Funmilayo Ransome-Kuti, the late foremost women’s rights activist and political campaigner, is honoured 41 years after her death today.
The mother of legendary Afro singer Fela, would have been 119 today and to celebrate her posthumous birthday, Google has honoured her with a trademark doodle.
Born on this day in 1900 in Abeokuta, the capital city of Ogun state, Ransome-Kuti grew up witnessing Britain consolidating control over Nigeria, and became one of the first girls to enrol in Abeokuta Grammar School, before travelling to Cheshire in England to continue her education.
By the time she returned home, she dropped her birth names Francis Abigail Olufunmilayo Thomas and preferred to speak Yoruba.

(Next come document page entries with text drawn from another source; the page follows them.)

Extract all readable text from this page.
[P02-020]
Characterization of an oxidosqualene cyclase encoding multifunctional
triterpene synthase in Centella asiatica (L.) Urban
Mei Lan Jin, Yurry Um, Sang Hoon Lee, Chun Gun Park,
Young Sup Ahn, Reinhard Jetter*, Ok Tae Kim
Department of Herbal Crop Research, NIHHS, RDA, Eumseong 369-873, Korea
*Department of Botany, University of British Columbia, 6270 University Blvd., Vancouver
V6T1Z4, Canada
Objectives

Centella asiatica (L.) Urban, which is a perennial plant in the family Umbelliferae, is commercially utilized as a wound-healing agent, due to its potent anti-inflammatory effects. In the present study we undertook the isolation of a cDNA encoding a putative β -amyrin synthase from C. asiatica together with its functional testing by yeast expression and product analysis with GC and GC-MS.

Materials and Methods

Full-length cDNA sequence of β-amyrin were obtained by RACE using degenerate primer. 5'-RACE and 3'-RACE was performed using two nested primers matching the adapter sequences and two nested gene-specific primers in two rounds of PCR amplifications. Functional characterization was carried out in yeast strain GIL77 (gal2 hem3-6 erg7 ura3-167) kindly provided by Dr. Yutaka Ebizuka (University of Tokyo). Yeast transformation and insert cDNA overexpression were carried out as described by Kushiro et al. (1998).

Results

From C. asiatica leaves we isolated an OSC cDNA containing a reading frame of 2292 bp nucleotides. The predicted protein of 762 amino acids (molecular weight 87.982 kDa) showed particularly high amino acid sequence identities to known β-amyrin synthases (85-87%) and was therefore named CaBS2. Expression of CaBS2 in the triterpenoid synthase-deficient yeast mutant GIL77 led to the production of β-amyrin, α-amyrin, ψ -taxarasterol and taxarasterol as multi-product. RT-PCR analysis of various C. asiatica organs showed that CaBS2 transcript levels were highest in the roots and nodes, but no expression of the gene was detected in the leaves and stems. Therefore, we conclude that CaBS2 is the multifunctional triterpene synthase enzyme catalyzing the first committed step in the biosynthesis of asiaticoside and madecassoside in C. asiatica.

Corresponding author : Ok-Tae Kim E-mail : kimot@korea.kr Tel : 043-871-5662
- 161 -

On 20 January 1925, she married the Reverend Israel Oludotun Ransome-Kuti. He also defended the commoners and was one of the founders of both the Nigeria Union of Teachers and of the Nigerian Union of Students.

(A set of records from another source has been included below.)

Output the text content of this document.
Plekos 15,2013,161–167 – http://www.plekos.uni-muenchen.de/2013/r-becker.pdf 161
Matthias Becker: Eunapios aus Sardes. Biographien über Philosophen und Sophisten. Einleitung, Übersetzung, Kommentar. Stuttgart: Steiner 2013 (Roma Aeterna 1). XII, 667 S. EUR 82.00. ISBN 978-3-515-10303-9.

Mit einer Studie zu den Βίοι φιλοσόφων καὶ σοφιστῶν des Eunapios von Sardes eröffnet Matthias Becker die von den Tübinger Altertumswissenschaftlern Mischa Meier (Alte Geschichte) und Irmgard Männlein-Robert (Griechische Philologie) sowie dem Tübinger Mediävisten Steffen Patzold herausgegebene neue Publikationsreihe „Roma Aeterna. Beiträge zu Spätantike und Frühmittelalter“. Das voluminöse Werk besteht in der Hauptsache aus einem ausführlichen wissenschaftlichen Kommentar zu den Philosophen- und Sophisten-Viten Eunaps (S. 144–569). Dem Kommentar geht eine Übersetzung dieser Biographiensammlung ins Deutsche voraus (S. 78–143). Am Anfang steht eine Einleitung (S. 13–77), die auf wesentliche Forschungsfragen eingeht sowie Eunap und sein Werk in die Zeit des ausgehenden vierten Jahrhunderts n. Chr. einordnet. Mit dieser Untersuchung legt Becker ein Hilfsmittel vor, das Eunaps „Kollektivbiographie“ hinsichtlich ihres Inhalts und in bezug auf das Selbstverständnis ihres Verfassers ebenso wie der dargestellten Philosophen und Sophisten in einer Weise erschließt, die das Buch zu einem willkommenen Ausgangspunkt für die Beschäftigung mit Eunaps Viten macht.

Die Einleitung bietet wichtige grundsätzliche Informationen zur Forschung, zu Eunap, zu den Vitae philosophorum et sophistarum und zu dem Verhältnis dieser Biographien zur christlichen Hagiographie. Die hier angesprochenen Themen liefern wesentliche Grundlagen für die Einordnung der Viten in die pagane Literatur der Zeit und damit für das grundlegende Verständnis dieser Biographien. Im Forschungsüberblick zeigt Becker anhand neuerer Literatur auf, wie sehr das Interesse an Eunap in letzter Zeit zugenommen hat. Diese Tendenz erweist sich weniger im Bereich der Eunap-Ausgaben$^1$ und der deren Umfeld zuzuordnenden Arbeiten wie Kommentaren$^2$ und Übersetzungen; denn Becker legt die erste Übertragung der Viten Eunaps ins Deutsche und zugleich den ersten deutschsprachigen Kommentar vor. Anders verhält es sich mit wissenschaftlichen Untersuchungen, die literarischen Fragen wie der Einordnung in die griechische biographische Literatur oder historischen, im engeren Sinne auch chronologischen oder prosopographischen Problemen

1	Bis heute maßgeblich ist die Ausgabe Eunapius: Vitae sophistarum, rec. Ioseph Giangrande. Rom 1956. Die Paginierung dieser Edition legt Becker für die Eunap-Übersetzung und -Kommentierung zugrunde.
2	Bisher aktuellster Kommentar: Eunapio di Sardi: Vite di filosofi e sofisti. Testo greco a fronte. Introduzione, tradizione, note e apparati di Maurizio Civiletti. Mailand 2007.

Funmilayo Ransome-Kuti began her active participation in feminism when she created the Abeokuta Ladies Club (ALC), which later became the Women’s Union of Abeokuta (AWU). She created this group to promote gender equality, and to raise awareness against the injustice that women were receiving.
Imprisoned in 1947 for protesting against unfair treatment towards women, Ransome-Kuti and her followers also led the charge to abdicate a corrupt local leader.
She took part in the pre-independence conferences that laid the groundwork for Nigeria’s First Republic and was one of the delegates who negotiated Nigeria’s independence with the British government. She was also a high ranking member of the National Council of Nigeria and the Cameroons.
Ransome-Kuti received the national honour of membership in the Order of the Niger in 1965. The University of Ibadan bestowed upon her the honorary doctorate of laws in 1968.
In 1978 Ransome-Kuti was thrown from a third-floor window in her son Fela’s compound, she lapsed into a coma in February of that year and died on 13 April 1978 as a result of her injuries.
Her children – Dolupo, Beko, Olikoye, and Fela who also became leaders in education, healthcare, and music, also continued their mother’s legacy of activism and advocacy.
The Doodle by the technology giant is a special, temporary alteration of the logo on Google’s homepages intended to commemorate holidays, events, achievements and notable historical figures.